Postgresql COPY command giving Permissions denied error

I am trying to COPY a file into a table in PostgreSQL. The table owner is postgres and the file owner is postgres.
The file is in /tmp.
Still I am getting the error message:
could not open file "/tmp/file" for reading: Permission denied
I don't understand what I am doing wrong as all the posts I've found say that if I have the file in /tmp and owner is postgres then the COPY command should work.
A guess: You are using Fedora, Red Hat Enterprise Linux, CentOS, Scientific Linux, or one of the other distros that enable SELinux by default.
Either and on your particular OS/version the SELinux policies for PostgreSQL do not permit the server to read files outside the PostgreSQL data directory, or the file was created by a service covered by a targeted policy so it has a label that PostgreSQL isn't allowed to read from.
You can confirm whether or not this is the problem by running, as root:
setenforce 0
then re-testing. Run:
setenforce 1
to re-enable SELinux after testing. setenforce isn't permanent; SELinux will be automatically re-enabled on reboot anyway.
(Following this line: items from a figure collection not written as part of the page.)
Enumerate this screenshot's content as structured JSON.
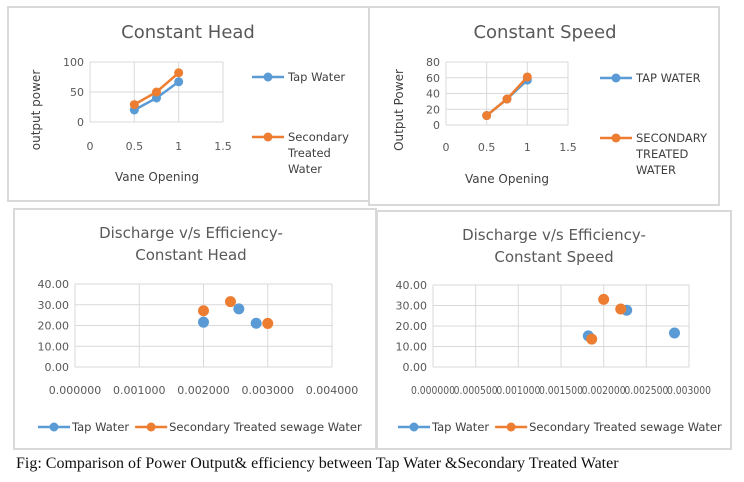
{
  "caption": "Fig: Comparison of Power Output& efficiency between Tap Water &Secondary Treated Water",
  "colors": {
    "series1": "#5b9bd5",
    "series2": "#ed7d31",
    "grid": "#d9d9d9",
    "border": "#d9d9d9"
  },
  "chart_data": [
    {
      "type": "line",
      "title": "Constant Head",
      "xlabel": "Vane Opening",
      "ylabel": "output power",
      "xlim": [
        0,
        1.5
      ],
      "ylim": [
        0,
        100
      ],
      "xticks": [
        0,
        0.5,
        1,
        1.5
      ],
      "xtick_labels": [
        "0",
        "0.5",
        "1",
        "1.5"
      ],
      "yticks": [
        0,
        50,
        100
      ],
      "ytick_labels": [
        "0",
        "50",
        "100"
      ],
      "grid": true,
      "legend": "right",
      "series": [
        {
          "name": "Tap Water",
          "x": [
            0.5,
            0.75,
            1
          ],
          "y": [
            20,
            40,
            67
          ]
        },
        {
          "name": "Secondary Treated Water",
          "legend_lines": [
            "Secondary",
            "Treated",
            "Water"
          ],
          "x": [
            0.5,
            0.75,
            1
          ],
          "y": [
            29,
            50,
            82
          ]
        }
      ]
    },
    {
      "type": "line",
      "title": "Constant Speed",
      "xlabel": "Vane Opening",
      "ylabel": "Output Power",
      "xlim": [
        0,
        1.5
      ],
      "ylim": [
        0,
        80
      ],
      "xticks": [
        0,
        0.5,
        1,
        1.5
      ],
      "xtick_labels": [
        "0",
        "0.5",
        "1",
        "1.5"
      ],
      "yticks": [
        0,
        20,
        40,
        60,
        80
      ],
      "ytick_labels": [
        "0",
        "20",
        "40",
        "60",
        "80"
      ],
      "grid": true,
      "legend": "right",
      "series": [
        {
          "name": "TAP WATER",
          "x": [
            0.5,
            0.75,
            1
          ],
          "y": [
            12,
            33,
            57
          ]
        },
        {
          "name": "SECONDARY TREATED WATER",
          "legend_lines": [
            "SECONDARY",
            "TREATED",
            "WATER"
          ],
          "x": [
            0.5,
            0.75,
            1
          ],
          "y": [
            12,
            33,
            61
          ]
        }
      ]
    },
    {
      "type": "scatter",
      "title": "Discharge v/s Efficiency-Constant Head",
      "title_lines": [
        "Discharge v/s Efficiency-",
        "Constant Head"
      ],
      "xlabel": "",
      "ylabel": "",
      "xlim": [
        0,
        0.004
      ],
      "ylim": [
        0,
        40
      ],
      "xticks": [
        0,
        0.001,
        0.002,
        0.003,
        0.004
      ],
      "xtick_labels": [
        "0.000000",
        "0.001000",
        "0.002000",
        "0.003000",
        "0.004000"
      ],
      "yticks": [
        0,
        10,
        20,
        30,
        40
      ],
      "ytick_labels": [
        "0.00",
        "10.00",
        "20.00",
        "30.00",
        "40.00"
      ],
      "grid": true,
      "legend": "bottom",
      "series": [
        {
          "name": "Tap Water",
          "x": [
            0.002,
            0.00255,
            0.00282
          ],
          "y": [
            21.6,
            28.0,
            21.1
          ]
        },
        {
          "name": "Secondary Treated sewage Water",
          "x": [
            0.002,
            0.00242,
            0.003
          ],
          "y": [
            27.1,
            31.5,
            21.0
          ]
        }
      ]
    },
    {
      "type": "scatter",
      "title": "Discharge v/s Efficiency-Constant Speed",
      "title_lines": [
        "Discharge v/s Efficiency-",
        "Constant Speed"
      ],
      "xlabel": "",
      "ylabel": "",
      "xlim": [
        0,
        0.003
      ],
      "ylim": [
        0,
        40
      ],
      "xticks": [
        0,
        0.0005,
        0.001,
        0.0015,
        0.002,
        0.0025,
        0.003
      ],
      "xtick_labels": [
        "0.000000",
        "0.000500",
        "0.001000",
        "0.001500",
        "0.002000",
        "0.002500",
        "0.003000"
      ],
      "yticks": [
        0,
        10,
        20,
        30,
        40
      ],
      "ytick_labels": [
        "0.00",
        "10.00",
        "20.00",
        "30.00",
        "40.00"
      ],
      "grid": true,
      "legend": "bottom",
      "series": [
        {
          "name": "Tap Water",
          "x": [
            0.00182,
            0.00227,
            0.00283
          ],
          "y": [
            15.2,
            27.7,
            16.6
          ]
        },
        {
          "name": "Secondary Treated sewage Water",
          "x": [
            0.00186,
            0.002,
            0.0022
          ],
          "y": [
            13.6,
            33.0,
            28.3
          ]
        }
      ]
    }
  ]
}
Disabling SELinux permanently is not usually a good solution for issues like this; if you confirm the issue is SELinux it can be explored further.
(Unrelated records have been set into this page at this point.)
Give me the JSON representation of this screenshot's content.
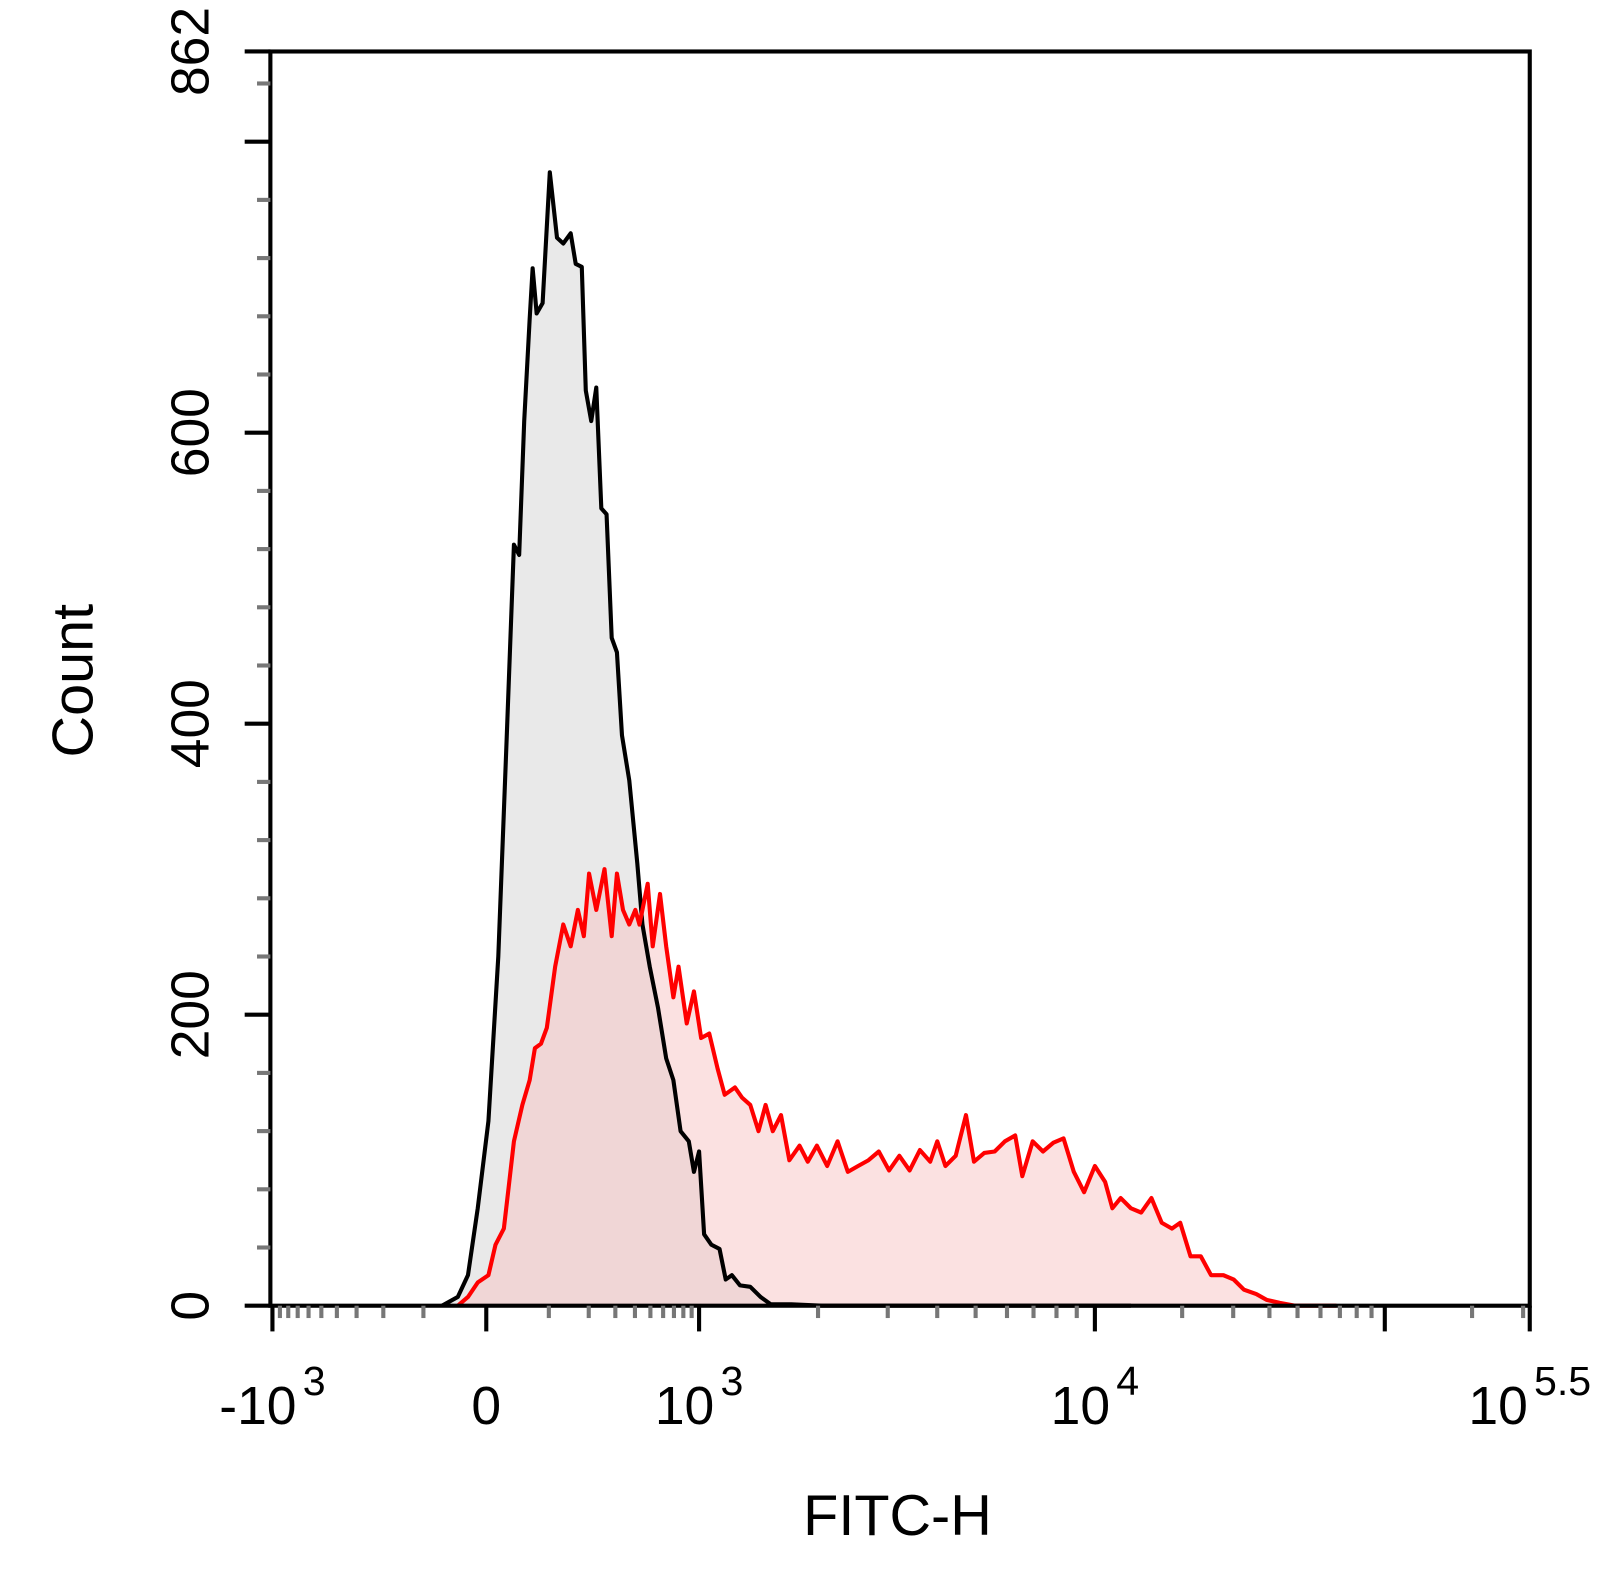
{
  "chart_data": {
    "type": "histogram-overlay",
    "xlabel": "FITC-H",
    "ylabel": "Count",
    "xscale": "biexponential",
    "xlim": [
      -1000,
      316228
    ],
    "ylim": [
      0,
      862
    ],
    "xticks": [
      {
        "value": -1000,
        "label": "-10",
        "sup": "3"
      },
      0,
      {
        "value": 1000,
        "label": "10",
        "sup": "3"
      },
      {
        "value": 10000,
        "label": "10",
        "sup": "4"
      },
      {
        "value": 100000,
        "label": null
      },
      {
        "value": 316228,
        "label": "10",
        "sup": "5.5"
      }
    ],
    "xminor": [
      -900,
      -800,
      -700,
      -600,
      -500,
      -400,
      -300,
      -200,
      -100,
      100,
      200,
      300,
      400,
      500,
      600,
      700,
      800,
      900,
      2000,
      3000,
      4000,
      5000,
      6000,
      7000,
      8000,
      9000,
      20000,
      30000,
      40000,
      50000,
      60000,
      70000,
      80000,
      90000,
      200000,
      300000
    ],
    "yticks": [
      0,
      200,
      400,
      600,
      {
        "value": 800,
        "label": null
      },
      862
    ],
    "yminor": [
      40,
      80,
      120,
      160,
      240,
      280,
      320,
      360,
      440,
      480,
      520,
      560,
      640,
      680,
      720,
      760,
      840
    ],
    "series": [
      {
        "color": "#000000",
        "fill": "#d4d4d4",
        "x": [
          -66,
          -41,
          -26,
          -12,
          3,
          17,
          29,
          40,
          48,
          56,
          65,
          70,
          77,
          88,
          102,
          117,
          131,
          149,
          162,
          179,
          191,
          208,
          225,
          243,
          263,
          284,
          307,
          331,
          368,
          414,
          446,
          495,
          557,
          627,
          694,
          769,
          864,
          930,
          1000,
          1030,
          1074,
          1127,
          1168,
          1211,
          1270,
          1348,
          1431,
          1519,
          1712,
          2047,
          13310
        ],
        "values": [
          0,
          6,
          21,
          67,
          127,
          240,
          389,
          523,
          516,
          608,
          678,
          713,
          682,
          689,
          779,
          734,
          730,
          737,
          716,
          714,
          629,
          608,
          631,
          548,
          544,
          459,
          449,
          392,
          361,
          304,
          262,
          233,
          205,
          170,
          155,
          120,
          113,
          92,
          106,
          49,
          42,
          39,
          18,
          21,
          14,
          13,
          6,
          1,
          1,
          0,
          0
        ]
      },
      {
        "color": "#ff0000",
        "fill": "#f7c4c4",
        "x": [
          -41,
          -26,
          -12,
          3,
          13,
          25,
          32,
          40,
          53,
          65,
          74,
          85,
          96,
          113,
          131,
          149,
          168,
          185,
          201,
          225,
          255,
          284,
          307,
          336,
          368,
          402,
          427,
          481,
          517,
          574,
          627,
          694,
          747,
          839,
          930,
          1012,
          1061,
          1114,
          1161,
          1233,
          1285,
          1348,
          1414,
          1474,
          1537,
          1612,
          1692,
          1796,
          1884,
          1987,
          2109,
          2240,
          2379,
          2525,
          2682,
          2847,
          3023,
          3209,
          3407,
          3617,
          3840,
          4002,
          4194,
          4452,
          4727,
          4954,
          5259,
          5584,
          5928,
          6293,
          6560,
          6965,
          7394,
          7850,
          8333,
          8847,
          9393,
          10000,
          10850,
          11490,
          12270,
          13310,
          14440,
          15670,
          17000,
          18450,
          19700,
          21370,
          23190,
          25160,
          27760,
          30120,
          32680,
          36050,
          39110,
          43480,
          49140,
          68120
        ],
        "values": [
          0,
          6,
          16,
          21,
          42,
          53,
          81,
          113,
          138,
          155,
          177,
          180,
          191,
          233,
          262,
          247,
          272,
          254,
          297,
          272,
          300,
          254,
          297,
          272,
          262,
          272,
          262,
          290,
          247,
          283,
          247,
          212,
          233,
          194,
          216,
          184,
          187,
          163,
          145,
          150,
          143,
          138,
          120,
          138,
          120,
          131,
          100,
          110,
          99,
          110,
          96,
          113,
          92,
          96,
          100,
          106,
          93,
          103,
          93,
          107,
          99,
          113,
          96,
          103,
          131,
          99,
          105,
          106,
          113,
          117,
          89,
          113,
          106,
          112,
          115,
          92,
          78,
          96,
          85,
          67,
          74,
          67,
          64,
          74,
          57,
          53,
          57,
          34,
          34,
          21,
          21,
          18,
          11,
          8,
          4,
          2,
          0,
          0
        ]
      }
    ]
  }
}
Since you have not specified the OS or version you are using, the PostgreSQL version, the exact command you're running, ls -al on the file, \d+ on the table, etc, it's hard to give any more detail, or to know if this is more than a guess. Try updating your answer to include all that and an ls --lcontext of the file too.
COPY with a file name instructs the PostgreSQL server to directly read from or write to a file. The file must be accessible by the PostgreSQL user (the user ID the server runs as) and the name must be specified from the viewpoint of the server. (source: postgresql documentation)
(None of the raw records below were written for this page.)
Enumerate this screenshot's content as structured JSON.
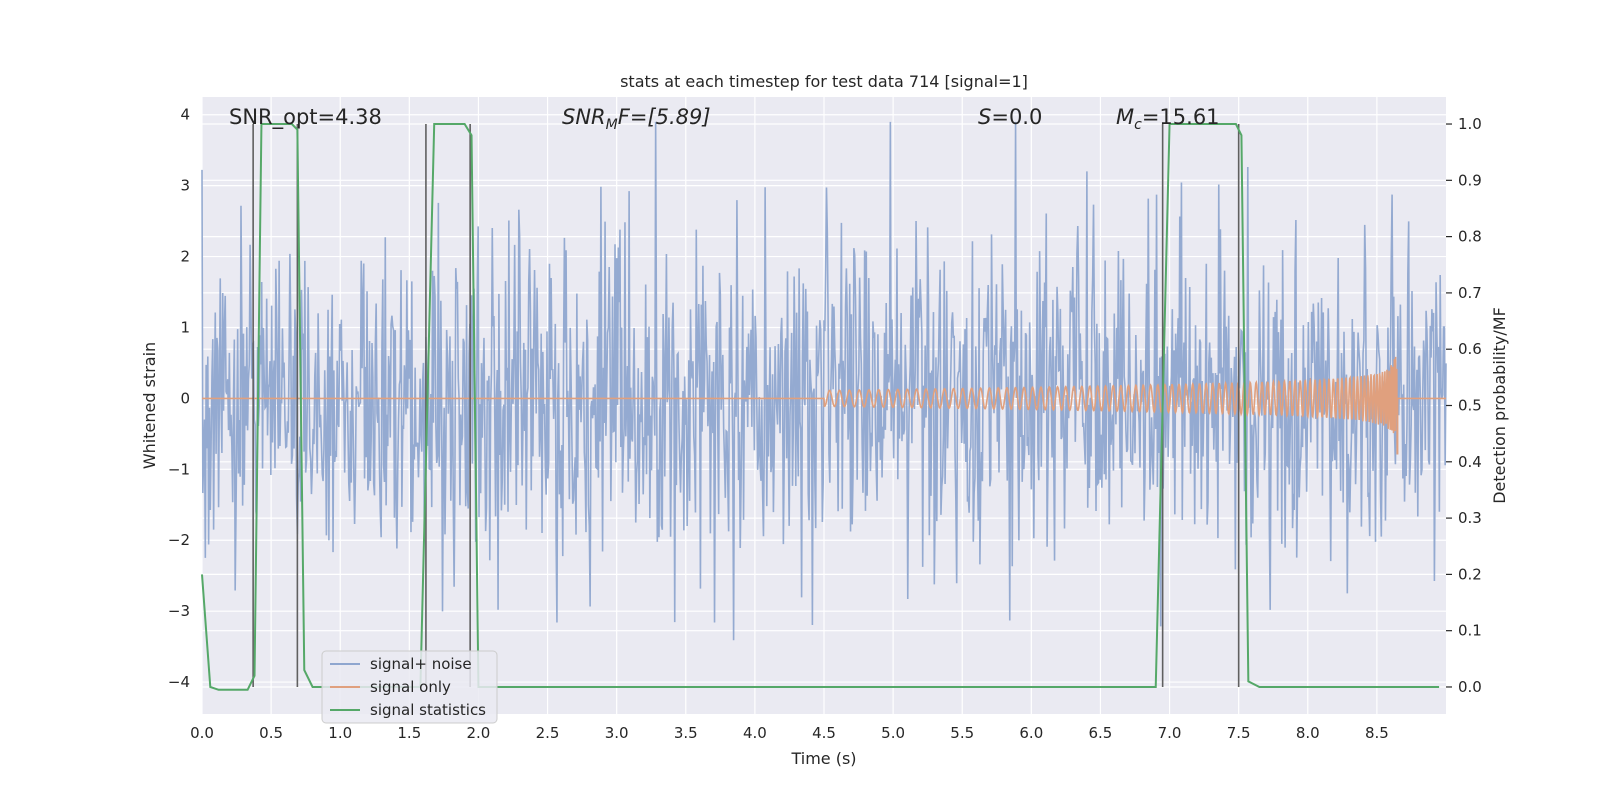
{
  "chart_data": {
    "type": "line",
    "title": "stats at each timestep for test data 714 [signal=1]",
    "xlabel": "Time (s)",
    "ylabel": "Whitened strain",
    "y2label": "Detection probability/MF",
    "xlim": [
      0,
      9.0
    ],
    "ylim": [
      -4.45,
      4.25
    ],
    "y2lim": [
      -0.048,
      1.048
    ],
    "xticks": [
      "0.0",
      "0.5",
      "1.0",
      "1.5",
      "2.0",
      "2.5",
      "3.0",
      "3.5",
      "4.0",
      "4.5",
      "5.0",
      "5.5",
      "6.0",
      "6.5",
      "7.0",
      "7.5",
      "8.0",
      "8.5"
    ],
    "yticks": [
      "4",
      "3",
      "2",
      "1",
      "0",
      "−1",
      "−2",
      "−3",
      "−4"
    ],
    "y2ticks": [
      "1.0",
      "0.9",
      "0.8",
      "0.7",
      "0.6",
      "0.5",
      "0.4",
      "0.3",
      "0.2",
      "0.1",
      "0.0"
    ],
    "grid": true,
    "legend_position": "lower-left",
    "annotations": {
      "snr_opt": "SNR_opt=4.38",
      "snr_mf_main": "SNR",
      "snr_mf_sub": "M",
      "snr_mf_rest": "F=[5.89]",
      "s_main": "S",
      "s_rest": "=0.0",
      "mc_main": "M",
      "mc_sub": "c",
      "mc_rest": "=15.61"
    },
    "series": [
      {
        "name": "signal+ noise",
        "color": "#8fa6cf",
        "description_range": [
          -4.0,
          3.9
        ]
      },
      {
        "name": "signal only",
        "color": "#e0a07e",
        "chirp_start": 4.5,
        "chirp_end": 8.65,
        "peak_amplitude": 0.78
      },
      {
        "name": "signal statistics",
        "color": "#55a868",
        "x": [
          0.0,
          0.06,
          0.12,
          0.2,
          0.28,
          0.33,
          0.38,
          0.43,
          0.5,
          0.65,
          0.69,
          0.74,
          0.8,
          0.88,
          1.0,
          1.2,
          1.4,
          1.58,
          1.68,
          1.9,
          1.95,
          2.0,
          2.05,
          2.2,
          4.0,
          6.0,
          6.8,
          6.9,
          7.0,
          7.2,
          7.48,
          7.52,
          7.57,
          7.65,
          8.0,
          8.95
        ],
        "y": [
          0.2,
          0.0,
          -0.005,
          -0.005,
          -0.005,
          -0.005,
          0.02,
          1.0,
          1.0,
          1.0,
          0.99,
          0.03,
          0.0,
          0.0,
          0.0,
          0.0,
          0.0,
          0.0,
          1.0,
          1.0,
          0.98,
          0.0,
          0.0,
          0.0,
          0.0,
          0.0,
          0.0,
          0.0,
          1.0,
          1.0,
          1.0,
          0.98,
          0.01,
          0.0,
          0.0,
          0.0
        ]
      }
    ],
    "markers": [
      0.37,
      0.69,
      1.62,
      1.94,
      6.95,
      7.5
    ],
    "marker_color": "#606060"
  },
  "legend": {
    "items": [
      {
        "label": "signal+ noise",
        "color": "#8fa6cf"
      },
      {
        "label": "signal only",
        "color": "#e0a07e"
      },
      {
        "label": "signal statistics",
        "color": "#55a868"
      }
    ]
  },
  "colors": {
    "plot_background": "#eaeaf2",
    "grid": "#ffffff"
  }
}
So the file should be readable (or writable) by the unix user under which postgresql server is running (i.e not your user!). To be absolutly sure, you can try to run sudo -u postgres head /tmp/test.csv (assuming you are allowed to used sudo and assuming the database user is postgres).
If that fails, it might be an issue related to SELinux (as mentioned by Craig Ringer). Under the most common SELinux policy (the "targeted" reference policy), used by Red Hat/Fedora/CentOS, Scientific Linux, Debian and others... the postgresql server process is confined : it can only read/write a few file types.
The denial might not be logged in auditd's log file (/var/log/audit/audit.log) due to a donaudit rule. So the usual SELinux quick test apply e.g: stop SELinux from confining any process by running getenforce;setengorce 0;getenforce, then test postgresql's COPY. Then re-activate SELinux by running setenforce 1 (this command modify the running state, not the configuration file, so SELinux will be active (Enforcing) after reboot.
The proper way to fix that is to change the SELinux context of the file to load. A quick hack is to run:
chcon -t postgresql_tmp_t /tmp/a.csv
But this file labelling will not survive if hte filesystem is relabel or if you create a new file. You will need to create a directory with an SELinux file context mapping :
which semanage || yum install policycoreutils-python
semanage fcontext -a -t postgresql_tmp_t '/srv/psql_copydir(/.*)?'
mkdir /srv/psql_copydir
chmod 750 /srv/psql_copydir
chgrp postgres /srv/psql_copydir
restorecon -Rv /srv/psql_copydir
ls -Zd /srv/psql_copydir
Any file created in that directory should have the proper file context automatically so postgresql server can read/write it.
(to check the SELinux context under which postgres is running, runps xaZ | grep "postmaste[r]" | grep -o "[a-z_]*_t", which should print postgresql_t. To list the context types to which postgresql_t can write, use sesearch -s postgresql_t -A | grep ': file.*write'. the command sesearch belong to the setools-console RPM package).